How does a panda celebrate his birthday? At the National Zoo, it’s by living out every four-year-old’s dream: cake for breakfast.
Today, Bao Li, the giant male panda at the Smithsonian’s National Zoo, turned four. It marks his first birthday since arriving in DC in October 2024. Zookeepers presented Bao Li with a special panda-friendly fruitsicle cake.

Bao Li seemed to enjoy the fruity, multi-tiered treat. His cake-eating strategy was fairly simple: get the good stuff first. He used his claws to slice off the fruits on top, including apples, carrots, sweet potatoes, and blueberries, which are some of his favorite treats. And while you normally wouldn’t let a four-year-old eat the candles on his birthday cake, Bao Li was able to snarf down the four sugar cane “candles” with gusto.
His keepers presented him with the fruity confection at 9 AM, but a sizable crowd of well-wishers gathered before that. They watched him snuffle around, grazing on a pre-cake bamboo breakfast, and sang him “Happy Birthday” when the cake arrived.

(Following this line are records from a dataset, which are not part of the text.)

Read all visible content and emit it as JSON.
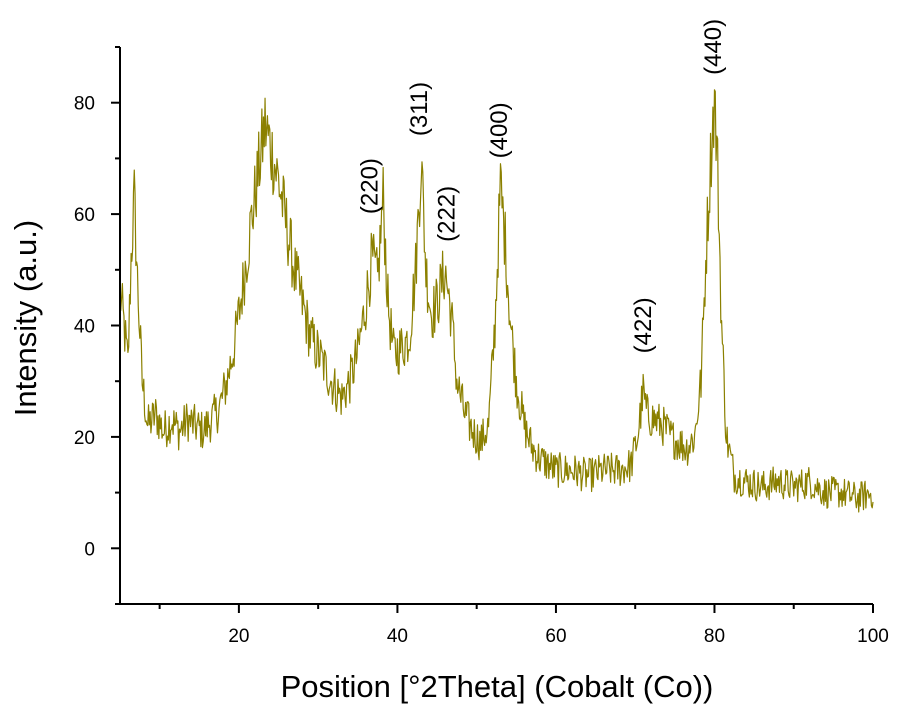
{
  "chart_data": {
    "type": "line",
    "title": "",
    "xlabel": "Position [°2Theta] (Cobalt (Co))",
    "ylabel": "Intensity (a.u.)",
    "xlim": [
      5,
      100
    ],
    "ylim": [
      -10,
      90
    ],
    "x_ticks": [
      20,
      40,
      60,
      80,
      100
    ],
    "y_ticks": [
      0,
      20,
      40,
      60,
      80
    ],
    "grid": false,
    "legend": "none",
    "line_color": "#8b8000",
    "series": [
      {
        "points": [
          [
            5,
            46
          ],
          [
            5.5,
            40
          ],
          [
            6,
            33
          ],
          [
            6.4,
            52
          ],
          [
            6.8,
            63
          ],
          [
            7.2,
            48
          ],
          [
            7.8,
            30
          ],
          [
            8.5,
            22
          ],
          [
            9.5,
            24
          ],
          [
            10.5,
            21
          ],
          [
            11.5,
            23
          ],
          [
            12.5,
            21
          ],
          [
            13.5,
            23
          ],
          [
            14.5,
            22
          ],
          [
            15.5,
            21
          ],
          [
            16.5,
            23
          ],
          [
            17.5,
            25
          ],
          [
            18.5,
            30
          ],
          [
            19.5,
            37
          ],
          [
            20.5,
            47
          ],
          [
            21.5,
            58
          ],
          [
            22.5,
            68
          ],
          [
            23.3,
            76
          ],
          [
            24,
            72
          ],
          [
            25,
            66
          ],
          [
            26,
            58
          ],
          [
            27,
            50
          ],
          [
            28,
            44
          ],
          [
            29,
            38
          ],
          [
            30,
            35
          ],
          [
            31,
            32
          ],
          [
            32,
            29
          ],
          [
            33,
            27
          ],
          [
            34,
            30
          ],
          [
            35,
            35
          ],
          [
            36,
            44
          ],
          [
            36.8,
            52
          ],
          [
            37.5,
            48
          ],
          [
            38.2,
            63
          ],
          [
            38.8,
            44
          ],
          [
            39.5,
            35
          ],
          [
            40.5,
            36
          ],
          [
            41.5,
            38
          ],
          [
            42.3,
            50
          ],
          [
            43,
            70
          ],
          [
            43.6,
            50
          ],
          [
            44.3,
            42
          ],
          [
            45,
            44
          ],
          [
            46,
            50
          ],
          [
            46.8,
            42
          ],
          [
            47.5,
            30
          ],
          [
            48.5,
            24
          ],
          [
            49.5,
            21
          ],
          [
            50.5,
            19
          ],
          [
            51.5,
            22
          ],
          [
            52.3,
            40
          ],
          [
            53,
            65
          ],
          [
            53.6,
            55
          ],
          [
            54.3,
            40
          ],
          [
            55,
            30
          ],
          [
            56,
            22
          ],
          [
            57,
            18
          ],
          [
            58,
            16
          ],
          [
            59,
            15
          ],
          [
            60,
            14
          ],
          [
            62,
            14
          ],
          [
            64,
            13
          ],
          [
            66,
            14
          ],
          [
            68,
            14
          ],
          [
            69.5,
            15
          ],
          [
            70.3,
            20
          ],
          [
            71,
            28
          ],
          [
            71.5,
            24
          ],
          [
            72.5,
            23
          ],
          [
            73.5,
            22
          ],
          [
            74.5,
            20
          ],
          [
            75.5,
            19
          ],
          [
            76.5,
            18
          ],
          [
            77.5,
            20
          ],
          [
            78.3,
            30
          ],
          [
            79,
            55
          ],
          [
            79.6,
            72
          ],
          [
            80,
            81
          ],
          [
            80.4,
            68
          ],
          [
            80.9,
            40
          ],
          [
            81.5,
            20
          ],
          [
            82.5,
            13
          ],
          [
            84,
            12
          ],
          [
            86,
            11
          ],
          [
            88,
            12
          ],
          [
            90,
            11
          ],
          [
            92,
            12
          ],
          [
            94,
            10
          ],
          [
            96,
            10
          ],
          [
            98,
            9
          ],
          [
            100,
            10
          ]
        ]
      }
    ],
    "annotations": [
      {
        "text": "(220)",
        "x": 36.5,
        "y": 60
      },
      {
        "text": "(311)",
        "x": 42.7,
        "y": 74
      },
      {
        "text": "(222)",
        "x": 46.2,
        "y": 55
      },
      {
        "text": "(400)",
        "x": 52.8,
        "y": 70
      },
      {
        "text": "(422)",
        "x": 71.0,
        "y": 35
      },
      {
        "text": "(440)",
        "x": 79.8,
        "y": 85
      }
    ]
  }
}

Among the attendees was Sonya Eddins, who regularly watches the National Zoo’s panda cam in the evenings—a broadcast video feed of Bao Li and Qing Bao’s daily movements. She was decked out with a panda ears headband for the occasion and thoroughly enjoyed the birthday party.

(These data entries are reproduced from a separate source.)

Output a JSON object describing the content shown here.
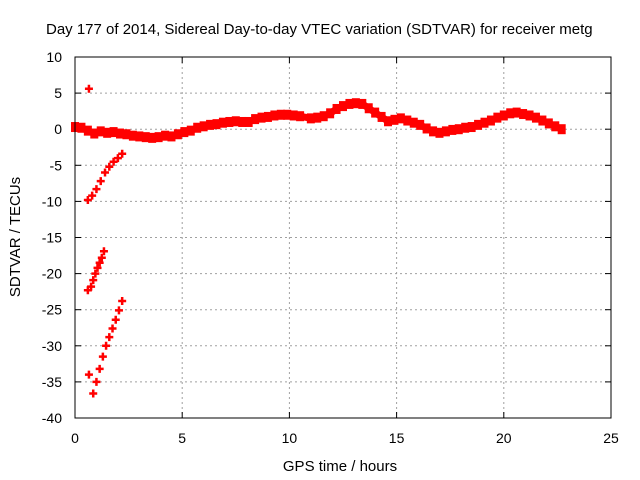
{
  "chart_data": {
    "type": "scatter",
    "title": "Day 177 of 2014, Sidereal Day-to-day VTEC variation (SDTVAR) for receiver metg",
    "xlabel": "GPS time / hours",
    "ylabel": "SDTVAR / TECUs",
    "xlim": [
      0,
      25
    ],
    "ylim": [
      -40,
      10
    ],
    "xticks": [
      "0",
      "5",
      "10",
      "15",
      "20",
      "25"
    ],
    "yticks": [
      "10",
      "5",
      "0",
      "-5",
      "-10",
      "-15",
      "-20",
      "-25",
      "-30",
      "-35",
      "-40"
    ],
    "grid": true,
    "legend": "none",
    "marker": "+",
    "series": [
      {
        "name": "main-trace",
        "color": "#ff0000",
        "x": [
          0.0,
          0.3,
          0.6,
          0.9,
          1.2,
          1.5,
          1.8,
          2.1,
          2.4,
          2.7,
          3.0,
          3.3,
          3.6,
          3.9,
          4.2,
          4.5,
          4.8,
          5.1,
          5.4,
          5.7,
          6.0,
          6.3,
          6.6,
          6.9,
          7.2,
          7.5,
          7.8,
          8.1,
          8.4,
          8.7,
          9.0,
          9.3,
          9.6,
          9.9,
          10.2,
          10.5,
          11.0,
          11.3,
          11.6,
          11.9,
          12.2,
          12.5,
          12.8,
          13.1,
          13.4,
          13.7,
          14.0,
          14.3,
          14.6,
          14.9,
          15.2,
          15.5,
          15.8,
          16.1,
          16.4,
          16.7,
          17.0,
          17.3,
          17.6,
          17.9,
          18.2,
          18.5,
          18.8,
          19.1,
          19.4,
          19.7,
          20.0,
          20.3,
          20.6,
          20.9,
          21.2,
          21.5,
          21.8,
          22.1,
          22.4,
          22.7
        ],
        "y": [
          0.3,
          0.2,
          -0.2,
          -0.6,
          -0.3,
          -0.5,
          -0.4,
          -0.6,
          -0.7,
          -0.9,
          -1.0,
          -1.1,
          -1.2,
          -1.1,
          -0.9,
          -1.0,
          -0.7,
          -0.4,
          -0.2,
          0.2,
          0.4,
          0.6,
          0.7,
          0.9,
          1.0,
          1.1,
          1.0,
          1.0,
          1.4,
          1.6,
          1.7,
          1.9,
          2.0,
          2.0,
          1.9,
          1.8,
          1.5,
          1.6,
          1.8,
          2.2,
          2.8,
          3.2,
          3.5,
          3.6,
          3.5,
          2.9,
          2.3,
          1.7,
          1.1,
          1.3,
          1.5,
          1.2,
          0.9,
          0.6,
          0.1,
          -0.3,
          -0.5,
          -0.3,
          -0.1,
          0.0,
          0.2,
          0.3,
          0.6,
          0.9,
          1.2,
          1.6,
          1.9,
          2.2,
          2.3,
          2.1,
          1.9,
          1.6,
          1.2,
          0.8,
          0.4,
          0.0
        ]
      },
      {
        "name": "descending-arc-1",
        "color": "#ff0000",
        "x": [
          0.6,
          0.8,
          1.0,
          1.2,
          1.4,
          1.6,
          1.8,
          2.0,
          2.2
        ],
        "y": [
          -9.8,
          -9.2,
          -8.3,
          -7.2,
          -6.0,
          -5.2,
          -4.5,
          -4.0,
          -3.4
        ]
      },
      {
        "name": "descending-arc-2",
        "color": "#ff0000",
        "x": [
          0.75,
          0.85,
          0.95,
          1.05,
          1.15,
          1.25,
          1.35
        ],
        "y": [
          -21.8,
          -20.9,
          -20.0,
          -19.2,
          -18.5,
          -17.8,
          -16.9
        ]
      },
      {
        "name": "descending-arc-3",
        "color": "#ff0000",
        "x": [
          0.85,
          1.0,
          1.15,
          1.3,
          1.45,
          1.6,
          1.75,
          1.9,
          2.05,
          2.2
        ],
        "y": [
          -36.6,
          -35.0,
          -33.2,
          -31.5,
          -30.0,
          -28.8,
          -27.6,
          -26.4,
          -25.1,
          -23.8
        ]
      },
      {
        "name": "outliers",
        "color": "#ff0000",
        "x": [
          0.65,
          0.6,
          0.65
        ],
        "y": [
          5.6,
          -22.3,
          -34.0
        ]
      }
    ]
  }
}
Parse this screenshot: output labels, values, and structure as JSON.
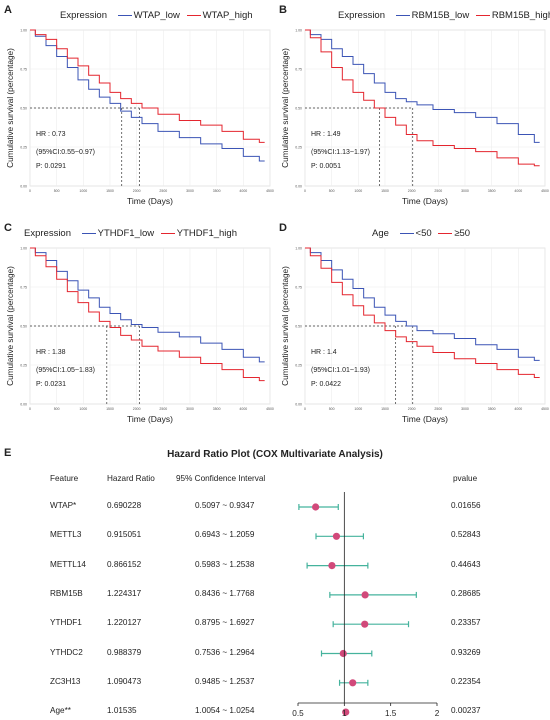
{
  "panels": [
    {
      "letter": "A",
      "legend_title": "Expression",
      "legend": [
        "WTAP_low",
        "WTAP_high"
      ],
      "colors": [
        "#3b54b5",
        "#e4262f"
      ],
      "ylabel": "Cumulative survival (percentage)",
      "xlabel": "Time (Days)",
      "stats": [
        "HR : 0.73",
        "(95%CI:0.55~0.97)",
        "P: 0.0291"
      ],
      "median": [
        1720,
        2050
      ]
    },
    {
      "letter": "B",
      "legend_title": "Expression",
      "legend": [
        "RBM15B_low",
        "RBM15B_high"
      ],
      "colors": [
        "#3b54b5",
        "#e4262f"
      ],
      "ylabel": "Cumulative survival (percentage)",
      "xlabel": "Time (Days)",
      "stats": [
        "HR : 1.49",
        "(95%CI:1.13~1.97)",
        "P: 0.0051"
      ],
      "median": [
        1400,
        2020
      ]
    },
    {
      "letter": "C",
      "legend_title": "Expression",
      "legend": [
        "YTHDF1_low",
        "YTHDF1_high"
      ],
      "colors": [
        "#3b54b5",
        "#e4262f"
      ],
      "ylabel": "Cumulative survival (percentage)",
      "xlabel": "Time (Days)",
      "stats": [
        "HR : 1.38",
        "(95%CI:1.05~1.83)",
        "P: 0.0231"
      ],
      "median": [
        1440,
        2050
      ]
    },
    {
      "letter": "D",
      "legend_title": "Age",
      "legend": [
        "<50",
        "≥50"
      ],
      "colors": [
        "#3b54b5",
        "#e4262f"
      ],
      "ylabel": "Cumulative survival (percentage)",
      "xlabel": "Time (Days)",
      "stats": [
        "HR : 1.4",
        "(95%CI:1.01~1.93)",
        "P: 0.0422"
      ],
      "median": [
        1700,
        2020
      ]
    }
  ],
  "forest": {
    "letter": "E",
    "title": "Hazard Ratio Plot (COX Multivariate Analysis)",
    "headers": {
      "feature": "Feature",
      "hr": "Hazard Ratio",
      "ci": "95% Confidence Interval",
      "p": "pvalue"
    },
    "rows": [
      {
        "feature": "WTAP*",
        "hr": "0.690228",
        "ci": "0.5097 ~ 0.9347",
        "p": "0.01656",
        "est": 0.690228,
        "lo": 0.5097,
        "hi": 0.9347
      },
      {
        "feature": "METTL3",
        "hr": "0.915051",
        "ci": "0.6943 ~ 1.2059",
        "p": "0.52843",
        "est": 0.915051,
        "lo": 0.6943,
        "hi": 1.2059
      },
      {
        "feature": "METTL14",
        "hr": "0.866152",
        "ci": "0.5983 ~ 1.2538",
        "p": "0.44643",
        "est": 0.866152,
        "lo": 0.5983,
        "hi": 1.2538
      },
      {
        "feature": "RBM15B",
        "hr": "1.224317",
        "ci": "0.8436 ~ 1.7768",
        "p": "0.28685",
        "est": 1.224317,
        "lo": 0.8436,
        "hi": 1.7768
      },
      {
        "feature": "YTHDF1",
        "hr": "1.220127",
        "ci": "0.8795 ~ 1.6927",
        "p": "0.23357",
        "est": 1.220127,
        "lo": 0.8795,
        "hi": 1.6927
      },
      {
        "feature": "YTHDC2",
        "hr": "0.988379",
        "ci": "0.7536 ~ 1.2964",
        "p": "0.93269",
        "est": 0.988379,
        "lo": 0.7536,
        "hi": 1.2964
      },
      {
        "feature": "ZC3H13",
        "hr": "1.090473",
        "ci": "0.9485 ~ 1.2537",
        "p": "0.22354",
        "est": 1.090473,
        "lo": 0.9485,
        "hi": 1.2537
      },
      {
        "feature": "Age**",
        "hr": "1.01535",
        "ci": "1.0054 ~ 1.0254",
        "p": "0.00237",
        "est": 1.01535,
        "lo": 1.0054,
        "hi": 1.0254
      }
    ],
    "xticks": [
      "0.5",
      "1",
      "1.5",
      "2"
    ],
    "xlim": [
      0.5,
      2
    ],
    "ci_color": "#45b39d",
    "point_color": "#d1497a"
  },
  "chart_data": [
    {
      "type": "line",
      "title": "",
      "xlabel": "Time (Days)",
      "ylabel": "Cumulative survival (percentage)",
      "xlim": [
        0,
        4500
      ],
      "ylim": [
        0,
        1
      ],
      "series": [
        {
          "name": "WTAP_low",
          "color": "#3b54b5",
          "x": [
            0,
            200,
            400,
            600,
            800,
            1000,
            1200,
            1400,
            1600,
            1800,
            2000,
            2200,
            2600,
            3000,
            3400,
            3800,
            4200,
            4400
          ],
          "y": [
            1,
            0.96,
            0.9,
            0.83,
            0.76,
            0.68,
            0.62,
            0.57,
            0.53,
            0.48,
            0.44,
            0.4,
            0.35,
            0.31,
            0.27,
            0.24,
            0.19,
            0.16
          ]
        },
        {
          "name": "WTAP_high",
          "color": "#e4262f",
          "x": [
            0,
            200,
            400,
            600,
            800,
            1000,
            1200,
            1400,
            1600,
            1800,
            2000,
            2200,
            2600,
            3000,
            3400,
            3800,
            4200,
            4400
          ],
          "y": [
            1,
            0.97,
            0.94,
            0.88,
            0.82,
            0.77,
            0.71,
            0.66,
            0.6,
            0.56,
            0.53,
            0.5,
            0.46,
            0.42,
            0.39,
            0.35,
            0.3,
            0.28
          ]
        }
      ]
    },
    {
      "type": "line",
      "title": "",
      "xlabel": "Time (Days)",
      "ylabel": "Cumulative survival (percentage)",
      "xlim": [
        0,
        4500
      ],
      "ylim": [
        0,
        1
      ],
      "series": [
        {
          "name": "RBM15B_low",
          "color": "#3b54b5",
          "x": [
            0,
            200,
            400,
            600,
            800,
            1000,
            1200,
            1400,
            1600,
            1800,
            2000,
            2200,
            2600,
            3000,
            3400,
            3800,
            4200,
            4400
          ],
          "y": [
            1,
            0.97,
            0.94,
            0.88,
            0.83,
            0.78,
            0.72,
            0.66,
            0.6,
            0.56,
            0.54,
            0.52,
            0.49,
            0.47,
            0.44,
            0.4,
            0.33,
            0.28
          ]
        },
        {
          "name": "RBM15B_high",
          "color": "#e4262f",
          "x": [
            0,
            200,
            400,
            600,
            800,
            1000,
            1200,
            1400,
            1600,
            1800,
            2000,
            2200,
            2600,
            3000,
            3400,
            3800,
            4200,
            4400
          ],
          "y": [
            1,
            0.95,
            0.86,
            0.76,
            0.68,
            0.6,
            0.55,
            0.5,
            0.44,
            0.39,
            0.33,
            0.29,
            0.26,
            0.24,
            0.22,
            0.18,
            0.14,
            0.13
          ]
        }
      ]
    },
    {
      "type": "line",
      "title": "",
      "xlabel": "Time (Days)",
      "ylabel": "Cumulative survival (percentage)",
      "xlim": [
        0,
        4500
      ],
      "ylim": [
        0,
        1
      ],
      "series": [
        {
          "name": "YTHDF1_low",
          "color": "#3b54b5",
          "x": [
            0,
            200,
            400,
            600,
            800,
            1000,
            1200,
            1400,
            1600,
            1800,
            2000,
            2200,
            2600,
            3000,
            3400,
            3800,
            4200,
            4400
          ],
          "y": [
            1,
            0.97,
            0.92,
            0.85,
            0.79,
            0.73,
            0.68,
            0.62,
            0.58,
            0.54,
            0.51,
            0.49,
            0.46,
            0.43,
            0.39,
            0.35,
            0.3,
            0.27
          ]
        },
        {
          "name": "YTHDF1_high",
          "color": "#e4262f",
          "x": [
            0,
            200,
            400,
            600,
            800,
            1000,
            1200,
            1400,
            1600,
            1800,
            2000,
            2200,
            2600,
            3000,
            3400,
            3800,
            4200,
            4400
          ],
          "y": [
            1,
            0.95,
            0.88,
            0.8,
            0.72,
            0.65,
            0.59,
            0.53,
            0.49,
            0.44,
            0.41,
            0.37,
            0.34,
            0.3,
            0.26,
            0.22,
            0.17,
            0.15
          ]
        }
      ]
    },
    {
      "type": "line",
      "title": "",
      "xlabel": "Time (Days)",
      "ylabel": "Cumulative survival (percentage)",
      "xlim": [
        0,
        4500
      ],
      "ylim": [
        0,
        1
      ],
      "series": [
        {
          "name": "<50",
          "color": "#3b54b5",
          "x": [
            0,
            200,
            400,
            600,
            800,
            1000,
            1200,
            1400,
            1600,
            1800,
            2000,
            2200,
            2600,
            3000,
            3400,
            3800,
            4200,
            4400
          ],
          "y": [
            1,
            0.97,
            0.92,
            0.86,
            0.8,
            0.74,
            0.68,
            0.62,
            0.57,
            0.53,
            0.5,
            0.47,
            0.45,
            0.42,
            0.38,
            0.35,
            0.3,
            0.28
          ]
        },
        {
          "name": "≥50",
          "color": "#e4262f",
          "x": [
            0,
            200,
            400,
            600,
            800,
            1000,
            1200,
            1400,
            1600,
            1800,
            2000,
            2200,
            2600,
            3000,
            3400,
            3800,
            4200,
            4400
          ],
          "y": [
            1,
            0.95,
            0.87,
            0.78,
            0.7,
            0.63,
            0.57,
            0.52,
            0.47,
            0.43,
            0.4,
            0.37,
            0.33,
            0.29,
            0.26,
            0.22,
            0.19,
            0.17
          ]
        }
      ]
    },
    {
      "type": "scatter",
      "title": "Hazard Ratio Plot (COX Multivariate Analysis)",
      "xlabel": "",
      "ylabel": "",
      "xlim": [
        0.5,
        2
      ],
      "categories": [
        "WTAP*",
        "METTL3",
        "METTL14",
        "RBM15B",
        "YTHDF1",
        "YTHDC2",
        "ZC3H13",
        "Age**"
      ],
      "values": [
        0.690228,
        0.915051,
        0.866152,
        1.224317,
        1.220127,
        0.988379,
        1.090473,
        1.01535
      ],
      "lower": [
        0.5097,
        0.6943,
        0.5983,
        0.8436,
        0.8795,
        0.7536,
        0.9485,
        1.0054
      ],
      "upper": [
        0.9347,
        1.2059,
        1.2538,
        1.7768,
        1.6927,
        1.2964,
        1.2537,
        1.0254
      ]
    }
  ]
}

“I love the panda bears, they’re just my favorite,” she said. “I watch them a lot on the panda cam, and they’re so playful. I like how Bao Li does a lot of backflips and plays with the balls.”
Bao Li has an outgoing, playful, and curious personality. He often calls to his keepers with a “bleat” greeting, according to the zoo. In captivity, pandas tend to live around 30 years. So, at four years old, Bao Li has already hit adolescence, and the way he hoovered his cake today, after spending the preceding hour grazing on bamboo, was classic continually hungry teenage boy behavior.

His future mate, Qing Bao—who shared a brief flirtation with him this spring—did not get any cake, but she’ll just need to be patient. Her birthday is next month. In the meantime, if you missed the birthday party this morning, you can watch today’s panda cam rebroadcast on the National Zoo’s website this evening.